As the melons sweeten, as the tomatoes ripen, as the roads stay dusty and the dictatorial California sun lingers high in the sky, the winter rains and leek harvest seem like a distant dream. This monumental change seems part human, part nature, and part magic. And as an intern trying to assemble the grand puzzle of farming, the main question at hand appears to be: How does bare ground turn into bountiful ground?
This past spring, one of my roles in that process was cultivating the spring and summer plantings. Cultivation is the mechanical act of removing undesirable plants (weeds) from areas of desirable plants (crops). A wise person once said, “Organic farming is weed control,” and in lieu of herbicides, weed management is often an organic farmer’s most time consuming task. So, in an epic battle requiring nerves of steel, knives of steel, and a fine Kubota L245H offset cultivating tractor, I set to rid the farm of weeds. Beneath the tractor, knives and discs are mounted to disturb the soil and behead small weed seedlings. These metal attachments pass dangerously close to bean, corn, melon, and spinach plants, throwing dirt around them. Attached to a bar in the back of the tractor are shovels and cylindrical, slotted steel rollers to reshape the bed and repack the soil to conserve moisture.
In its essence, cultivation is a multi-variable balancing act. If one travels too close, profitable crops are destroyed, sliced to smithereens. Too far away, and the bed must be laboriously hand weeded and hoed. If the knives and discs pass too shallow, weeds will be rumpled but not uprooted, disturbed but not destroyed.

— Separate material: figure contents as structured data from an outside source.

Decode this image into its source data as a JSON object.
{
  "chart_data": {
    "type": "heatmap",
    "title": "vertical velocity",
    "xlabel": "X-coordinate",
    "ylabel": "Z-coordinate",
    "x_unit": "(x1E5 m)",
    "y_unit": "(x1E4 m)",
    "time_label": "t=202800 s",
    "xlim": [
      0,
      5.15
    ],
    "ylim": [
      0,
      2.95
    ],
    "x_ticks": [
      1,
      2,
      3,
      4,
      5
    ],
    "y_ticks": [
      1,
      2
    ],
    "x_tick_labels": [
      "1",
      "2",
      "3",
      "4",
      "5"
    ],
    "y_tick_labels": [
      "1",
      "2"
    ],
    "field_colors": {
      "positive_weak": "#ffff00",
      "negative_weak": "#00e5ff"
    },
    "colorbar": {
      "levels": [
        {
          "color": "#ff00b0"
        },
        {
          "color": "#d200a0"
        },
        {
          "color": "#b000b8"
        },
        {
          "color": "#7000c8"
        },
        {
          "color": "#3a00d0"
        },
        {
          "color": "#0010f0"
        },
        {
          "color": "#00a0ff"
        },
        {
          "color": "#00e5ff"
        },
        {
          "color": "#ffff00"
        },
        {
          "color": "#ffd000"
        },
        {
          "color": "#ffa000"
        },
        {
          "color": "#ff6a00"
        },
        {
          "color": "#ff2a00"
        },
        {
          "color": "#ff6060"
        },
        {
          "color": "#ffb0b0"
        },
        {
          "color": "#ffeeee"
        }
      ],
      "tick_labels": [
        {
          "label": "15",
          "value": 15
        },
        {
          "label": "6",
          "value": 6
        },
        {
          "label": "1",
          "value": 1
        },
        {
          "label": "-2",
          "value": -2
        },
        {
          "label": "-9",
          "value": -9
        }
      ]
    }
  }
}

Too deep, and large clods of dirt bury young plants and damage the desirable, porous soil structure. New to the tractor, cultivating seemed a daunting juggling act. During my first days cultivating, I spent hours crawling in the dirt beneath the tractor, inhaling diesel fumes and banging my knuckles against the metal knives as I tried to adjust their depths and widths with a socket wrench. After emerging from beneath the tractor, sweaty and dirty after making minute adjustments, I would travel ten feet, only to repeat the process.
Yet, after weeks and weeks upon the tractor’s throne, I began to improve. I drove straighter and faster, adjusted the tractor more efficiently, and calmed my nerves. Weed killing became less daunting and more manageable. One afternoon, a few weeks ago, I cultivated a field of basil, leek, and pepper transplants. My knives sliced beautifully, the rollers neatly compacted the soil, and my shovels threw not a single clod of dirt. Bed after bed, I grew more confident, slowly increasing my speed. After twenty beds, as the sun lowered in the sky, I stood up, steering my tractor like an expert sea captain on the calm, open seas. A feeling of inexplicable bliss descended upon me, dust whirled and weeds fled the field in anticipation of their imminent deaths. I had finally reached cultivation nirvana. So, as I begin to devour juicy tomatoes or succulent melons, I can’t help but reflect upon our shared histories involving the noble act of cultivation.